Letting the light in: Panestaking work
Bats flew out of a dilapidated 1906 bungalow perched atop a hill, where they had made their home in the vacant No. 7 Gallop Road.
Next door, a black and white bungalow was similarly run down - termites had attacked its timber features, including the floorboards, roof structure and carriage porch.
Architect Loy Ju-Lin from the Urban Redevelopment Authority's (URA's) conservation team recalled how the bats started flying out of No. 7 when she first went in.
"The creatures had occupied the central room on the building's second floor, and there were bat droppings across the space," she said.

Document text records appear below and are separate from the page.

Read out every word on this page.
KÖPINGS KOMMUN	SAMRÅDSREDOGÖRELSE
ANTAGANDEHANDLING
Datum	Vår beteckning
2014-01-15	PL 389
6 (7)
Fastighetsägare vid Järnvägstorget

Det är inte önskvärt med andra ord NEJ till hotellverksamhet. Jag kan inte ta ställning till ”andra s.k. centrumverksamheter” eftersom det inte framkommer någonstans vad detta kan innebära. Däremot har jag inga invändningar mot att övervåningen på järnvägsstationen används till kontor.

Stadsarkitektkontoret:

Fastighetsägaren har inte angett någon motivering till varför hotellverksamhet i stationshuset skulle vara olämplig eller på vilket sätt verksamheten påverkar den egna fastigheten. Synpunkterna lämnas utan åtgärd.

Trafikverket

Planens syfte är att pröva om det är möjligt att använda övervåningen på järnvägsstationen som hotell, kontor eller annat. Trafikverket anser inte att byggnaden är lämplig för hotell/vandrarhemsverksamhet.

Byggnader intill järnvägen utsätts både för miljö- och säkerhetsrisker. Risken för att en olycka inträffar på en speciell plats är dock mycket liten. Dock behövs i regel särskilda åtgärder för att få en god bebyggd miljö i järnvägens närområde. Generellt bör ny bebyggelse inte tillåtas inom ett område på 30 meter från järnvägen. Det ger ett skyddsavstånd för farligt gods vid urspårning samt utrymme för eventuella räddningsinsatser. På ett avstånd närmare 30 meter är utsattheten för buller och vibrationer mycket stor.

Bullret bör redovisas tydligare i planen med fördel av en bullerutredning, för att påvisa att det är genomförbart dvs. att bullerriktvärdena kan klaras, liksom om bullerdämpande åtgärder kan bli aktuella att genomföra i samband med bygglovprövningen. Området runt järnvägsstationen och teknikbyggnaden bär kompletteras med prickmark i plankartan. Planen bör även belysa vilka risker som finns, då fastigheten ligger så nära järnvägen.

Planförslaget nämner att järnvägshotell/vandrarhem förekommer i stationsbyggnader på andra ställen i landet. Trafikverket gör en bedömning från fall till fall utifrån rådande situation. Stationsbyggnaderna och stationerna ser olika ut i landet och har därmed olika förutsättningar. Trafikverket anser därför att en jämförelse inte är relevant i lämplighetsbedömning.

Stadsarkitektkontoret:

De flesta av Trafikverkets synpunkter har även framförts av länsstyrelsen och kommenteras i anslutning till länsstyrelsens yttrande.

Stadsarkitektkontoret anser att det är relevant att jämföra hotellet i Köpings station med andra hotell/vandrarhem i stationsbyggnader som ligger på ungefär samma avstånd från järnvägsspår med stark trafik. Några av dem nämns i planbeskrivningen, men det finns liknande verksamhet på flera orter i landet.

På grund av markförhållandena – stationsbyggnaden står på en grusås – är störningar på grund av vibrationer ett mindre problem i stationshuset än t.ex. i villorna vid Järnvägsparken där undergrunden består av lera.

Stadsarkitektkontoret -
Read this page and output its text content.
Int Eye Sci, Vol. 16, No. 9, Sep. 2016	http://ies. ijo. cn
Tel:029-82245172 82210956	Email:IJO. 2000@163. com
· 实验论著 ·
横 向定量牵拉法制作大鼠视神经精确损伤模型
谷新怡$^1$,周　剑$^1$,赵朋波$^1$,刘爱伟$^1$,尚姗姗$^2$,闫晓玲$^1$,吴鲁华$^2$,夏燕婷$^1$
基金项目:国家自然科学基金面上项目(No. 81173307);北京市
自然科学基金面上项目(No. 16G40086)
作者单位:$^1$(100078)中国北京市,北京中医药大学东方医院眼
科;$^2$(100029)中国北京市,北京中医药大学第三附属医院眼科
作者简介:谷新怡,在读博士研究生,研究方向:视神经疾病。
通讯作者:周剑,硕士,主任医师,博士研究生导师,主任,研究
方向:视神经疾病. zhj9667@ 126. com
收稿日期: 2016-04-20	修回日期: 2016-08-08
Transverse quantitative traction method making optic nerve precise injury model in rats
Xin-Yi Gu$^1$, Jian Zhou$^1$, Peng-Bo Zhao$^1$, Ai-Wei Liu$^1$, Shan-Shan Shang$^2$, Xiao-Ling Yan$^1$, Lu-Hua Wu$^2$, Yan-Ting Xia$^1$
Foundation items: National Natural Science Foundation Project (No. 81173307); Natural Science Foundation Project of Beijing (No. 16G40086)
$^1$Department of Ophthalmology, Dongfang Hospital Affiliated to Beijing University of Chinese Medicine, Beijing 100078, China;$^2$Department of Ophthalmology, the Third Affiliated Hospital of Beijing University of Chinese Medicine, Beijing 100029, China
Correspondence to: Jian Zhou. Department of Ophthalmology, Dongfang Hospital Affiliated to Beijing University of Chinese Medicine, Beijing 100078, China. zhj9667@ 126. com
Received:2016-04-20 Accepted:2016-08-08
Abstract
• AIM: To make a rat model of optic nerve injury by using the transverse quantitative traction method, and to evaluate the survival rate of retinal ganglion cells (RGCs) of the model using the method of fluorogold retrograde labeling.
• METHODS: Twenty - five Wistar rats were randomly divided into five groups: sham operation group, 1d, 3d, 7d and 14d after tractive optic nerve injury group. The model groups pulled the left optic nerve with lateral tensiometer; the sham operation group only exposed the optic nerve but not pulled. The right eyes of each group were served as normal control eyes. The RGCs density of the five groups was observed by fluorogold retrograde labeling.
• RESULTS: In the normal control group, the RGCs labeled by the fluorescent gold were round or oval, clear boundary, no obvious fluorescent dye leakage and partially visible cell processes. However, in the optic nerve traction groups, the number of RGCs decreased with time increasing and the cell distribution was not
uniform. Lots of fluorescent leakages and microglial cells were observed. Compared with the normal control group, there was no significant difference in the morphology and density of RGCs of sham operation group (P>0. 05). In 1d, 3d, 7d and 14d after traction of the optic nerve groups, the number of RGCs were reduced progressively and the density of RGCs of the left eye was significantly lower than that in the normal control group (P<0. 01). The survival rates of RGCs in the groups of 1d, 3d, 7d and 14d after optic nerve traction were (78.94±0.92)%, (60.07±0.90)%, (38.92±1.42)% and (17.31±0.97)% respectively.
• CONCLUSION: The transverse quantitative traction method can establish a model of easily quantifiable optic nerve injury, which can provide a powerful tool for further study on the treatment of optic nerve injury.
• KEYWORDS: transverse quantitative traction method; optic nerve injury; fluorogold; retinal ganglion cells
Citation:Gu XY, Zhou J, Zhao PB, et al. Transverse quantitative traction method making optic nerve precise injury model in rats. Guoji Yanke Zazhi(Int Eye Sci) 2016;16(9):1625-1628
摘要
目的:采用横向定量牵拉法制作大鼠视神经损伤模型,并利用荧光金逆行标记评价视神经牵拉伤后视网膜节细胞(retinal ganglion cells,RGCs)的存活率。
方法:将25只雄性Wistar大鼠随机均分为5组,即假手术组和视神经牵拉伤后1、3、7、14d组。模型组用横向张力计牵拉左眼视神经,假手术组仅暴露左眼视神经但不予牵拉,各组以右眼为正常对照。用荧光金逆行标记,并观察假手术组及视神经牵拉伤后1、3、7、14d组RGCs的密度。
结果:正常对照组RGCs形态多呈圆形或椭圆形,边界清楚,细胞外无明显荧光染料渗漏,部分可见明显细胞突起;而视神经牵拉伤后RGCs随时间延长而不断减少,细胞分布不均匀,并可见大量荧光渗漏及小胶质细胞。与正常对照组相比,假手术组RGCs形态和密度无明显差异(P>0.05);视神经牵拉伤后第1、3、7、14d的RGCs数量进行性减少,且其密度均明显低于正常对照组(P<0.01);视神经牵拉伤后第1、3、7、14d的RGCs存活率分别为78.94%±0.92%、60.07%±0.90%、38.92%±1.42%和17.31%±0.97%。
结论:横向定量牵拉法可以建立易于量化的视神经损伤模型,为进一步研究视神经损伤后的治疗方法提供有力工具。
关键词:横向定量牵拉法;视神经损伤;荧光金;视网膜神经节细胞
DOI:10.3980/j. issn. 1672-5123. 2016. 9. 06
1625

Ms Loy oversaw a two-year-long project to restore the two historic structures, which became part of the Singapore Botanic Gardens' new 82ha compound last month.
By 2018, No. 5 will house the new forest conservation interpretive centre while No. 7 will be home to the Unesco World Heritage Site's first natural art history gallery.
The buildings on rolling grounds were restored in 2011 and 2012 by SA Chua Architects. The URA documented the houses and guided the restoration work.
Ms Loy said the restoration process involved replacing No. 5's damaged timber structures and six of its tilted basement columns, as well as No. 7's damaged timber components.
The URA describes No. 5 as a "major milestone" in the development of the black and white style in Singapore. The 1898 house is the earliest known and oldest surviving black and white building here, according to the book Black And White: The Singapore House 1898-1941 by Mr Julian Davison.
The two buildings hark back to a time when the area featured large country estates owned by rich landowners. The Gallop Road area was often used as exercise grounds for horses. To create a sense of arrival, visitors would have to travel up a long winding carriageway to reach the homes.
The two newly-restored bungalows were developed by architect Regent Alfred John Bidwell, who also designed national monuments Raffles and Goodwood Park hotels.
No. 5's front carriage porch is influenced by gothic architecture. It also has a stairway and columns with Moorish ornamental features not usually found in black and white houses.
The glass windows of No. 7 were made using the 14th-century crown glass technique in which glass is spun into small panes. This results in the pane having a thick circle at its centre which looks like the base of a bottle.
Also known as Atbara, the 1,111 sq m house at No. 5 was owned by John Burkinshaw, a member of the legislative council who also established one of Singapore's oldest law firms.
In 1903, the house and its surroundings were sold to Charles MacArthur - one of the earliest chairmen of the Straits Trading Company. He built No. 7, a 1,270 sq m house known as Inverturret.
Both houses were bought by the Straits Trading Company in 1923, then leased to the French government for its embassy and ambassador's residence between 1939 and 1999.
Heritage experts welcomed the move to open up the relatively private space to the public.
Heritage law expert Kevin Tan said: "These buildings are very old and historically significant. They add value to the Gardens and make it even more desirable for visitors to want to stop by."